Italia

Venezia, vita da vip: arrestato un “nullatenente”

 VENEZIA. Ferrari F40 cabrio, Bmw X6, Porsche Cayenne, tutte a noleggio, dimore da favola all’interno di ville venete o golf club, abiti e scarpe griffate, viaggi in Messico e soggiorni in hotel di lusso o prestigiosi centri termali, …

… frequentazione di serate in locali di tendenza del veneziano o del padovano unitamente ad accompagnatrici piacenti ed ai più prestigiosi champagne e vini. Un tenore di vita da nababbo. Peccato che tra i mille impegni avesse “dimenticato” di presentare le denunce dei redditi sin dall’anno 2006, nelle quali avrebbe dovuto dichiarare fatture emesse per oltre 8 milioni di euro e di conservarle unitamente alla documentazione fiscale dell’impresa.

A scoprire l’evasore è stata la compagnia di Mirano della Guardia di Finanza nell’ambito dell’operazione denominata “Castelli di Carta”. Tutto è partito quando alla pattuglia intenta nell’ordinario controllo del territorio non è sfuggita un’autovettura supersportiva targata Repubblica di San Marino che veniva condotta da un uomo, a posteriori rivelatosi assai noto nel territorio socio economico del miranese. Tale colpo d’occhio ha però innescato un’indagine vera e propria che ha portato ad appurare che quello che appariva un benestante, era in realtà un accanito evasore totale.

La linea difensiva di operare nel settore tessile non ha convinto le Fiamme Gialle che hanno scoperto come tale soggetto fosse anche dedito, da circa un decennio, all’emissione di false fatturazioni rivolte a compiacenti ed insospettabili imprenditori veneti interessati a diminuire i redditi conseguiti ed a versare minori imposte, utilizzando a tal fine anche altre 4 imprese intestate ad altrettanti prestanome.

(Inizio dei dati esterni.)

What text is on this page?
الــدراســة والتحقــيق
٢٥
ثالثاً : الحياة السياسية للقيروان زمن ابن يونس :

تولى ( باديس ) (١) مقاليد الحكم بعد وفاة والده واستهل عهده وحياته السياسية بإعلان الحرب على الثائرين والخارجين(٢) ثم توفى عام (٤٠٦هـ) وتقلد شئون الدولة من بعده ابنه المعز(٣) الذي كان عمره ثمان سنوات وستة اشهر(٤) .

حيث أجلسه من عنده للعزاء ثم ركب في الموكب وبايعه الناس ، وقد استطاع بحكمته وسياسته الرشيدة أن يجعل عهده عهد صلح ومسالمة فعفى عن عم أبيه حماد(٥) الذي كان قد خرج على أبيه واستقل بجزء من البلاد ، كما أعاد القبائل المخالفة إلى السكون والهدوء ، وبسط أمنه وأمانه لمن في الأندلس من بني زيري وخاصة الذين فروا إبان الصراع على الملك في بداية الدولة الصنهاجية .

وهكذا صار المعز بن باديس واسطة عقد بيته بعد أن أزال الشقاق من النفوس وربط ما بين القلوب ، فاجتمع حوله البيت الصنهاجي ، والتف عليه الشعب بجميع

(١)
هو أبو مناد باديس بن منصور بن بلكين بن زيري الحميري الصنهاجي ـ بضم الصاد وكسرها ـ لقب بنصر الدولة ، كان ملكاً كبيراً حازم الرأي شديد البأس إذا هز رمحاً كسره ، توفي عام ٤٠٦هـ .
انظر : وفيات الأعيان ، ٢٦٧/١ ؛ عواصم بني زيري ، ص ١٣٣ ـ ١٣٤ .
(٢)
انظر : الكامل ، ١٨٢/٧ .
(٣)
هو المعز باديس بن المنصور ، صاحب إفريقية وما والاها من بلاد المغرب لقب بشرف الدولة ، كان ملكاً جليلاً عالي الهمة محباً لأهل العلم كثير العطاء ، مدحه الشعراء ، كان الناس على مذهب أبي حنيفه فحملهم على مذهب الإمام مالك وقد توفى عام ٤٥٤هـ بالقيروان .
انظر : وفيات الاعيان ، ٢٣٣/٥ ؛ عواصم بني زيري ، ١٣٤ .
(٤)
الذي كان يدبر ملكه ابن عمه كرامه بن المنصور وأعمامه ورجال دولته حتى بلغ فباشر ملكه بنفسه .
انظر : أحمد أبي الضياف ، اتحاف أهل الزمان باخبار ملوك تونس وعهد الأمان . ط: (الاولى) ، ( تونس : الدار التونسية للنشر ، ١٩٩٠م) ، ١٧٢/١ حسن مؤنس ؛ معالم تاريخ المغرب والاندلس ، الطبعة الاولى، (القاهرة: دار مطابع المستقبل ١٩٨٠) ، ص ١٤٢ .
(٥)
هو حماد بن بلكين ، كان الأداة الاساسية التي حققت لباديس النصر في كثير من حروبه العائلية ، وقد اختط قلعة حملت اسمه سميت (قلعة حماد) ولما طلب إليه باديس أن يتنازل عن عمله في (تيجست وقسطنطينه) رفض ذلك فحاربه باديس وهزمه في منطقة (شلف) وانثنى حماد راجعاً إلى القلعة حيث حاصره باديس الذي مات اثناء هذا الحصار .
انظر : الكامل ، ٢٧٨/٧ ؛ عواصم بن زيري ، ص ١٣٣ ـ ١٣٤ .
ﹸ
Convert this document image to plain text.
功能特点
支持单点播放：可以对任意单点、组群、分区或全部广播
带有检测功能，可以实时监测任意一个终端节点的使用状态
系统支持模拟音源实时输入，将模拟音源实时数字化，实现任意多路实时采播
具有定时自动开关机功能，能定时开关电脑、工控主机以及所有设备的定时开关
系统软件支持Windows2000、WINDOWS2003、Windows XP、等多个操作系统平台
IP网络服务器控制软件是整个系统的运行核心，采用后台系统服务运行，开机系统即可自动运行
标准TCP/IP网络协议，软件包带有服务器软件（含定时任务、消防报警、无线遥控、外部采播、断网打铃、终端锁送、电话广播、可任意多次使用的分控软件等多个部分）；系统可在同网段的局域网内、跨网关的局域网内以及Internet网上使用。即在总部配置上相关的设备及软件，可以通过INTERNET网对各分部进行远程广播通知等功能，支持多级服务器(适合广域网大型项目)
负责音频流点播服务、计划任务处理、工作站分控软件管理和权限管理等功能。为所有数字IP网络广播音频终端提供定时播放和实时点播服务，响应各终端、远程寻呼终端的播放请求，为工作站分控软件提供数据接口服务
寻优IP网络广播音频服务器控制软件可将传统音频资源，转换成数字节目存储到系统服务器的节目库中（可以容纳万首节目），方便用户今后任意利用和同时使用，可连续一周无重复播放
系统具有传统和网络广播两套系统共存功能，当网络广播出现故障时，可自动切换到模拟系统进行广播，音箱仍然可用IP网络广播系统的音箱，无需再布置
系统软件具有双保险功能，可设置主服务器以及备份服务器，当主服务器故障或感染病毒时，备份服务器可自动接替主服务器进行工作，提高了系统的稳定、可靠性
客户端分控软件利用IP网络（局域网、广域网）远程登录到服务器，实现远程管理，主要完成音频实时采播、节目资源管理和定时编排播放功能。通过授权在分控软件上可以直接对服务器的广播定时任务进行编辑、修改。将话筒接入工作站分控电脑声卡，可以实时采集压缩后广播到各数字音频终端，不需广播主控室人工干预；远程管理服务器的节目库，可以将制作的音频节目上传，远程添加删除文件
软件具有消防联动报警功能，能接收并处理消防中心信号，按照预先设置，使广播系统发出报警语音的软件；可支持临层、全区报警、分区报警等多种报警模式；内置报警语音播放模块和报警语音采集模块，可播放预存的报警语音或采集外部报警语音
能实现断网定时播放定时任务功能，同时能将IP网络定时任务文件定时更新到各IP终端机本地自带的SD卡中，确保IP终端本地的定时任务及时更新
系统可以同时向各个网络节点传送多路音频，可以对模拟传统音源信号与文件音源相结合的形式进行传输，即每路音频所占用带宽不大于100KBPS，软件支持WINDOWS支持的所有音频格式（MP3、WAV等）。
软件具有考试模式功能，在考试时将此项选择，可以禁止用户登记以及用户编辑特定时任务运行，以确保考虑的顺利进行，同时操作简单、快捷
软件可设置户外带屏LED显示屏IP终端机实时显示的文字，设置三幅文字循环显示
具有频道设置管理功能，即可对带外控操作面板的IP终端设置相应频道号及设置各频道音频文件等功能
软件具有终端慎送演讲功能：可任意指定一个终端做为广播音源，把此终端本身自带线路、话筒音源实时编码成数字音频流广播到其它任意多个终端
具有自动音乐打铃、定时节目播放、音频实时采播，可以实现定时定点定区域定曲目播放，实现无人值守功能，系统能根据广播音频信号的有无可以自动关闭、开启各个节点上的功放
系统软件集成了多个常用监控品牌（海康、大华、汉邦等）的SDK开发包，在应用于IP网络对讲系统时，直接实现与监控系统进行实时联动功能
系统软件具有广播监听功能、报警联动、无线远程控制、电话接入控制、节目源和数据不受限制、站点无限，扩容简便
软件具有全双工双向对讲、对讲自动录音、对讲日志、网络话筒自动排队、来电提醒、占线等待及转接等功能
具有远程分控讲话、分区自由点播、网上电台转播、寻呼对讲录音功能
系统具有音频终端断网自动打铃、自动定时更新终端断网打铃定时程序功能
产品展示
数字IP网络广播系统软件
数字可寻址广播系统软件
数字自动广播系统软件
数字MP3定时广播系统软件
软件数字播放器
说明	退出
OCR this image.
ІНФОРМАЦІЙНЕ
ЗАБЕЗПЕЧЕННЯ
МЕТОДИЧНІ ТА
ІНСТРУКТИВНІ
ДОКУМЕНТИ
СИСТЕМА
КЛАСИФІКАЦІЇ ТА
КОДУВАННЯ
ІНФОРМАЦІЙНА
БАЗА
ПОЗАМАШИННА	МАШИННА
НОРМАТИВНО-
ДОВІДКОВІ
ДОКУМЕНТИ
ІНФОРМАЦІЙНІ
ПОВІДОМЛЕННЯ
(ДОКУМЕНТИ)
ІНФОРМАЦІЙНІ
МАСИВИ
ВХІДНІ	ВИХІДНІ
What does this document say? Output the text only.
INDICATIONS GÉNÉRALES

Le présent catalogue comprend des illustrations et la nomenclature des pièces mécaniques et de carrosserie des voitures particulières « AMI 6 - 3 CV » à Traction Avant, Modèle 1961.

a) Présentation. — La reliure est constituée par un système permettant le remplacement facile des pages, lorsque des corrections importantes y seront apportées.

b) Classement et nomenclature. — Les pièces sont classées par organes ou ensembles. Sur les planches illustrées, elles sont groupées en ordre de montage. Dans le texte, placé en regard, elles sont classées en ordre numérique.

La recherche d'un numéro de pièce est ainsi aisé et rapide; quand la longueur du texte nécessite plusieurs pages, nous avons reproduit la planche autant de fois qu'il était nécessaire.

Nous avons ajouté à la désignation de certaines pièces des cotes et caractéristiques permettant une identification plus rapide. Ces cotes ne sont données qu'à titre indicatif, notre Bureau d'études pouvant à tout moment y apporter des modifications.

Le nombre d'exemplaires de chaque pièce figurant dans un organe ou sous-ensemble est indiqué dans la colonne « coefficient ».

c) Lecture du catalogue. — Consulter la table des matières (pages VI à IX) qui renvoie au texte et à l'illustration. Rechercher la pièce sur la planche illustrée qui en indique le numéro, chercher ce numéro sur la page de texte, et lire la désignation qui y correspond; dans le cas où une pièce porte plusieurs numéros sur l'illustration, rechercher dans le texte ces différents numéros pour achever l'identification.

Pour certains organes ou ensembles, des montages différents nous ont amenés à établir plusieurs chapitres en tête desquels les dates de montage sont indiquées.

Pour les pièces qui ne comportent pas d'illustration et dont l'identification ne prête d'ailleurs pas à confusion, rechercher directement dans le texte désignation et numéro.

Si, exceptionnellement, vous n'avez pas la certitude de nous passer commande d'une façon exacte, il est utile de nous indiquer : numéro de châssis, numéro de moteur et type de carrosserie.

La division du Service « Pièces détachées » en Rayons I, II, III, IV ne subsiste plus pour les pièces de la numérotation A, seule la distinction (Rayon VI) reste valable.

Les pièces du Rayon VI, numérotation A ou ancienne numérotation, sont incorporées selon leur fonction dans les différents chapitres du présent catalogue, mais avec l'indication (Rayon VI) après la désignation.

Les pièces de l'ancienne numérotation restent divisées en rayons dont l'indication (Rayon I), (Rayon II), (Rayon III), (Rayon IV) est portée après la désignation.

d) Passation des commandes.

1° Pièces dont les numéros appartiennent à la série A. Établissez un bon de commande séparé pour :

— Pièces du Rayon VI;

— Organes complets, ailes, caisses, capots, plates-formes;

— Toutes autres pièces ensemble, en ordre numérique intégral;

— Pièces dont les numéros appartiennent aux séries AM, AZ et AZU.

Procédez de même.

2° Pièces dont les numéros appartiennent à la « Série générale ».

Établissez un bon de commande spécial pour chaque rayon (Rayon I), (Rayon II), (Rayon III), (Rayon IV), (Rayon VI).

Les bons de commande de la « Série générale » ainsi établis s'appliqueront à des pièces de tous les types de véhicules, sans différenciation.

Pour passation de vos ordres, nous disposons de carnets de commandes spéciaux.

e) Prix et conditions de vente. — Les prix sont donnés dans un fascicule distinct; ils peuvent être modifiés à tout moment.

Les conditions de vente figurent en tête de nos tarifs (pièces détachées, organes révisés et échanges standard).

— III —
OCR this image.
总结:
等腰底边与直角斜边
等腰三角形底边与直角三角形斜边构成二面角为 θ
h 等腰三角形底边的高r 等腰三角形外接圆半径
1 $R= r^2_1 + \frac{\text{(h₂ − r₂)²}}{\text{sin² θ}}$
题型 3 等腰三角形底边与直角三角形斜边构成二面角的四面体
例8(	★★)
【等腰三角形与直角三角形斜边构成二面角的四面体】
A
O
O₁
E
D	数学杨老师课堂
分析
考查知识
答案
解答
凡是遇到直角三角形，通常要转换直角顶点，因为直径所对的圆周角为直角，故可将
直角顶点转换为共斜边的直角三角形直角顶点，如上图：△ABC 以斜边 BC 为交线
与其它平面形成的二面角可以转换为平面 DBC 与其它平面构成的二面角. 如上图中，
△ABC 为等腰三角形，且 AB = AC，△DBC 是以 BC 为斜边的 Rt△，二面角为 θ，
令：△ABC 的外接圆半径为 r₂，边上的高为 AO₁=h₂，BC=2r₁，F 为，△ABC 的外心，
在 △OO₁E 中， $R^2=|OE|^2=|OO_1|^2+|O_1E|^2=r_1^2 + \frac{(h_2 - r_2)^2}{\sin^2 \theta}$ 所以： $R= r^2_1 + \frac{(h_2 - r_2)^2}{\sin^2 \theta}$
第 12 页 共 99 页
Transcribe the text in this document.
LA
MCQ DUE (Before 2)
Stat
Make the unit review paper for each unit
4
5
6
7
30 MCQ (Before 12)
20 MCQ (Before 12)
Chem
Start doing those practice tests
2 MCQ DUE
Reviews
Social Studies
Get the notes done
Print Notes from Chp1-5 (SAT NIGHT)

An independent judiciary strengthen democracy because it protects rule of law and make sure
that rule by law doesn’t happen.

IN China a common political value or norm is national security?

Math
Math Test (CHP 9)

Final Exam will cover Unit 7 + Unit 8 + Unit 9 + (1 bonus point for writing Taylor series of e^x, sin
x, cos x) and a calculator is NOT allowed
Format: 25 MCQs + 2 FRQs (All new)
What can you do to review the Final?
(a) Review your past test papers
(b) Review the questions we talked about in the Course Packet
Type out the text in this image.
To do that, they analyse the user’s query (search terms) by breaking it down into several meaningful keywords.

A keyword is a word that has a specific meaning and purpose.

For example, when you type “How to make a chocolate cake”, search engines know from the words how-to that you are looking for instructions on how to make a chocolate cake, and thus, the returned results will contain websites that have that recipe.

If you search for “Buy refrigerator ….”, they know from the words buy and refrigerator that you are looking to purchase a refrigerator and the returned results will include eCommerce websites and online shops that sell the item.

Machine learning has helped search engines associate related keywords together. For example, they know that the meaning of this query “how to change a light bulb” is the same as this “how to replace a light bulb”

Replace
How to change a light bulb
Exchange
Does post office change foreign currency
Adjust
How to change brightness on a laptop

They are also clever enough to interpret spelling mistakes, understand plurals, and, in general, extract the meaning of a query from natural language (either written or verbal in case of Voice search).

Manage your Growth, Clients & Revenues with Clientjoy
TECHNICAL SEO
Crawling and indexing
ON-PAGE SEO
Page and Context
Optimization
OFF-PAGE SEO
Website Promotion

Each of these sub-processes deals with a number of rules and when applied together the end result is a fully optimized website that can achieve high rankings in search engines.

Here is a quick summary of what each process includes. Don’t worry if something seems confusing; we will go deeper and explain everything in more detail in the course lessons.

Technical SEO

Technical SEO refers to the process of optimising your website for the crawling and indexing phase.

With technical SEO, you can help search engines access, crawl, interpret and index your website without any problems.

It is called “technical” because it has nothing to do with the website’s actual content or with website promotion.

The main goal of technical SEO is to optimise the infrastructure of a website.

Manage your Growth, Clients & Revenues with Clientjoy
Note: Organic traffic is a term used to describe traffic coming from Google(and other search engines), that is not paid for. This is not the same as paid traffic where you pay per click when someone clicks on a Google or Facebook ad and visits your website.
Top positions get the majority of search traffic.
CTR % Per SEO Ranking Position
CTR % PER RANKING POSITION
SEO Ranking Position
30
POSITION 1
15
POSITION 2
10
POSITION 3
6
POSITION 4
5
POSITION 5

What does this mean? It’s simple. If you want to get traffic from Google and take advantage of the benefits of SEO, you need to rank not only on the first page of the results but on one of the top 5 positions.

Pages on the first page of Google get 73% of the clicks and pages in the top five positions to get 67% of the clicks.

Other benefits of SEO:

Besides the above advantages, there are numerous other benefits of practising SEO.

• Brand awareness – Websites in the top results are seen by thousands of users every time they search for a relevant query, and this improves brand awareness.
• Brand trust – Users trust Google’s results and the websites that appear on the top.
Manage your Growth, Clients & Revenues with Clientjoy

La lunga ed articolata attività d’indagine della Guardia di Finanza, coordinata dal sostituto procuratore Stefano Ancilotto della Procura della Repubblica di Venezia, ha permesso di superare anche l’ostacolo derivante dall’occultamento delle fatture emesse e delle scritture contabili di tutte le imprese gestite da tale soggetto. L’efficace esame di ben oltre una novantina di conti correnti per un volume di transazioni nell’ordine di circa 40 milioni di euro, permetteva di reprimere un vasto e radicato sistema illecito evasivo e di frode fiscale posto in essere da P.S., 44 anni, di Noale, che ha condotto, al momento, all’arresto del responsabile. L’uomo è molto noto nel miranese per essere stato nel passato titolare di una grossa azienda che si occupava della produzione di capi di abbigliamento ora fallita.

Almeno una trentina le imprese coinvolte nella maxi evasione con altrettante persone, tra amministratori e titolari di partita Iva, coinvolte nell’inchiesta a vario titolo per i reati di dichiarazione fraudolenta mediante l’utilizzo di fatture relative ad operazioni inesistenti.

Questi i numeri dell’evasione fiscale al momento rilevati: 40 milioni di euro di fatture false complessivamente emesse dal 2002 al 2011, di cui 9,6 milioni di euro già acquisite all’indagine attraverso i controlli incrociati effettuati presso i rispettivi clienti utilizzatori; 1,6 milioni di euro di Iva evasa quantificata sulle fatture allo stato recuperate; 2 milioni di euro di elementi positivi di reddito non dichiarati quale provento della frode fiscale; occultata ovvero distrutta tutta la documentazione contabile di 6 aziende riconducibili a P.S.; E’ stato inoltre proposto il sequestro per l’equivalente di quote di immobili e di disponibilità bancarie possedute dal soggetto per garantire l’effettivo recupero del credito dovuto all’Erario ed allo stato quantificato in complessivi euro 1,6 milioni di euro.